May 23, 2010

making (local) literature

Last week, I attended a book launch for a new novel that I had a hand in producing. With the production of Dora Dueck's new novel, This Hidden Thing, I was able to put some of my book history theory into practice, as I attempted to match the book's interior/exterior design to the aesthetic sensibility of its audience: an audience whose taste in literary books has been shaped and informed by other literary books. In other words, I had the task of making this book look like a legitimate novel; and with a novel this good --a novel that deserves a wide readership-- I hardly needed any extra motivation. (To learn more about the novel, click here for the news release.)

I should say, first of all, that I'm very pleased with how the book looks and feels. At the launch, someone asked me what font I'd used. Before I even finished saying "Times New Roman" we were both laughing sheepishly. It's a choice that seems too obvious. But it was a decision that was quite carefully thought out. The choice of font was even more significant for me this time around because, during the early stages of this book's production, my studies at U of M had focused on the relationship between aesthetic decisions in book production and the corresponding ideological context. Although I dealt with the relationship through the work of an early modern Venetian printer named Aldus Manutius (in an appeal to his humanist patrons, he was one of the first to use the italic typeface and the first to publish the classics (Virgil, Ovid, etc.) in a pocket-sized (octavo) format), the basic point of correlation is still very useful, especially in book production.

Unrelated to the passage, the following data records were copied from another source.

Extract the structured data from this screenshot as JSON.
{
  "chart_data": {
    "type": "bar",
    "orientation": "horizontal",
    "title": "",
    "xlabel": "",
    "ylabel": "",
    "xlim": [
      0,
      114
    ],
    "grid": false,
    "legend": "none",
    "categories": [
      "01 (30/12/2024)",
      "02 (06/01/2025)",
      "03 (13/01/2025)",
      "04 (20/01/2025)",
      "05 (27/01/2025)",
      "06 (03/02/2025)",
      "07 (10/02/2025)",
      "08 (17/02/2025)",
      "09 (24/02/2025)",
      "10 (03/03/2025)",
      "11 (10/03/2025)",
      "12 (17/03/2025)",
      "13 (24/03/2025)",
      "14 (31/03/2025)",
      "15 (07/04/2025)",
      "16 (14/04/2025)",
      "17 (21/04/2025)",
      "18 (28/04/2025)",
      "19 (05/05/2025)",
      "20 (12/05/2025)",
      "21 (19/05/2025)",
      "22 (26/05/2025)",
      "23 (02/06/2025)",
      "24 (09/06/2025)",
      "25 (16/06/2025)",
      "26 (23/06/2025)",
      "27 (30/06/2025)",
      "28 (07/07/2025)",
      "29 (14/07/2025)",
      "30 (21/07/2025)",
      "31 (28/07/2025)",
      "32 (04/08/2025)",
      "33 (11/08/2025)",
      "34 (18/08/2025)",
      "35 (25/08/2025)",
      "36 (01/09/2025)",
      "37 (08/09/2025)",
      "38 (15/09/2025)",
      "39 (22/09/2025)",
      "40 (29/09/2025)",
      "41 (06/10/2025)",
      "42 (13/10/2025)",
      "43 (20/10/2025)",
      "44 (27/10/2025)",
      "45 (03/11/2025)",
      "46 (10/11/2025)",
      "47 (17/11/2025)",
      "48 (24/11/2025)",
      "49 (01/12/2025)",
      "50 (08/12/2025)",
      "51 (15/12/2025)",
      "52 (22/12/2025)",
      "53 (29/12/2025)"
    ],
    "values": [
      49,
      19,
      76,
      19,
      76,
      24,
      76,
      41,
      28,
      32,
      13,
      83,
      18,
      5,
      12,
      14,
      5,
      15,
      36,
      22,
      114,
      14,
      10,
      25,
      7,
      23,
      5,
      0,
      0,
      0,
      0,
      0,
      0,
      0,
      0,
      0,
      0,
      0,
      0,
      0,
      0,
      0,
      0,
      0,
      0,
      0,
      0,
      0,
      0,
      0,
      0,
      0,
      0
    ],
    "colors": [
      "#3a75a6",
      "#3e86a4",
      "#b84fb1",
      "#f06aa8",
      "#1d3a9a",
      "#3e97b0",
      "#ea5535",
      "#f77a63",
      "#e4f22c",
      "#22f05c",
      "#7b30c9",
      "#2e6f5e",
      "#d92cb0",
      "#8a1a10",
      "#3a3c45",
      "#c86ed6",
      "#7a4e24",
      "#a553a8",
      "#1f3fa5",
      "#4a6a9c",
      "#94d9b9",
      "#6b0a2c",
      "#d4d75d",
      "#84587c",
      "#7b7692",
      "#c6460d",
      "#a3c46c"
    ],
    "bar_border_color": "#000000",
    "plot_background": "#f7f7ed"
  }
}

It's been said that the cover of a book is the best advertisement you can make at the level of its production. I mostly agree with this, but, looking at trends in the history of book production, one soon notices that interior design (font, layout, paper, etc.) is also means something to a book's readers (and whether it conveys something "good" or not is often dependent on its continuity with the tradition of literary book production); it is also, in this sense, an advertisement.